Debra Rousey doesn't want to get an unemployment check every week. She'd much rather get a paycheck, as she used to back in November, before she lost her job as an assistant bank manager.
But now her unemployment benefits have ended, and Congress is deadlocked about extending them for her and more than 2 million other Americans. And she says she needs the money just to keep the lights on and a roof over her family's heads.
"Weekly, I've been getting $355," Rousey tells NPR's Lynn Neary. That's a little over $18,000 a year. Rousey used to make $41,000 annually at the bank. She says, despite what people think, unemployment benefits are not a handout.
"I'd rather get three times that amount of money in a paycheck every week," she says. But Rousey needs the benefits until she finds another job. It's been more than two weeks since the checks stopped.
Even when she was getting those checks, Rousey needed help from family to keep up with expenses. "My rent's overdue. All of my utilities are overdue," she says. "Everything is at that cutoff point whereas if I don't come up with something by the end of the month, everything will be shut off."
She says she applies for jobs daily online, but part of the problem may be her resume. "When my resume hits a company, they look at my qualifications and think I am going to want a lot whole more."
Rousey's been advised to dumb down her resume, but she fears that might make her look unqualified for the kind of job she prefers. "It's kind of a catch-22 situation," she says. "Do I dummy it down so that I'm not overqualified, or do I keep all the information in there so I can get what I should be getting?"
She's a single mom supporting her 17-year-old son, her 25-year-old daughter and two young grandchildren.

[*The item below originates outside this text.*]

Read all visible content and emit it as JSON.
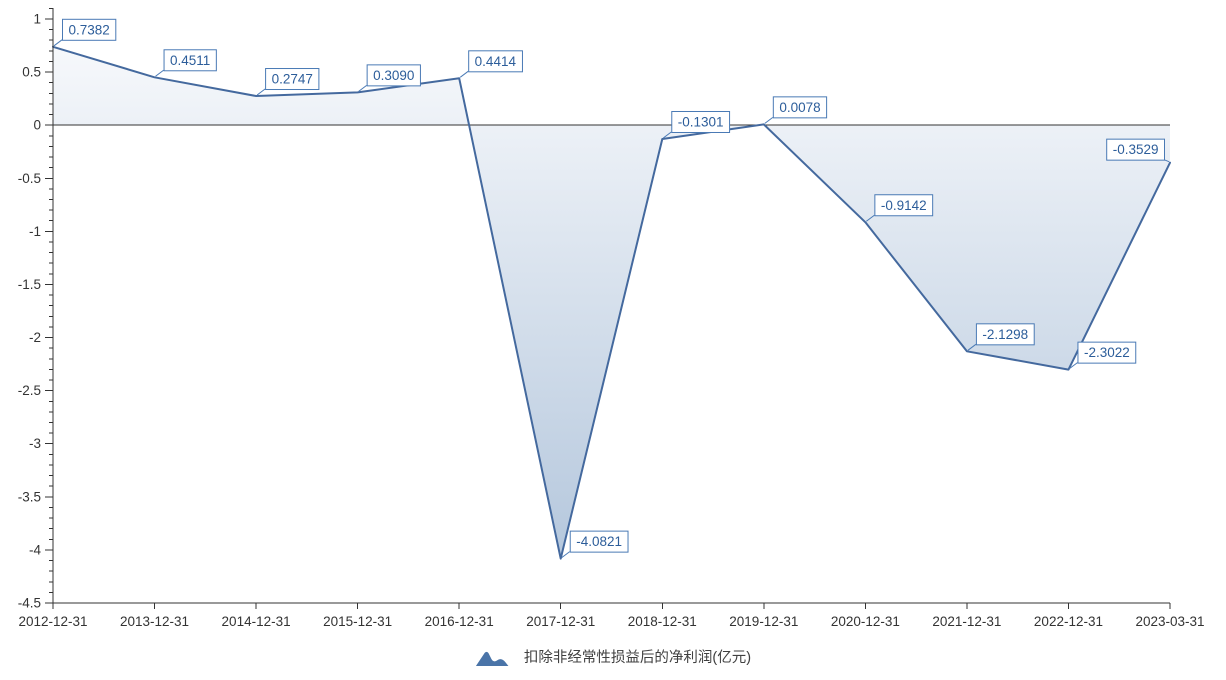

She rents a house at $900 a month for the family of five, but "I got my three-day notice yesterday in the mail from my landlord saying pay up or get out." Rousey was able to pay June's rent with help from her former in-laws, but she still has to come up with money for July.
She says her situation is desperate, but she's torn about applying for public assistance. She has a bachelor's degree in business administration and is currently working on her master's in adult education and training.
"Twenty years ago, when I was a single mother I was on food stamps and Medicaid," she says. "I feel like I have come so far, making the income I was making, getting the degrees that I got, and to go back to public assistance is like taking three steps backwards."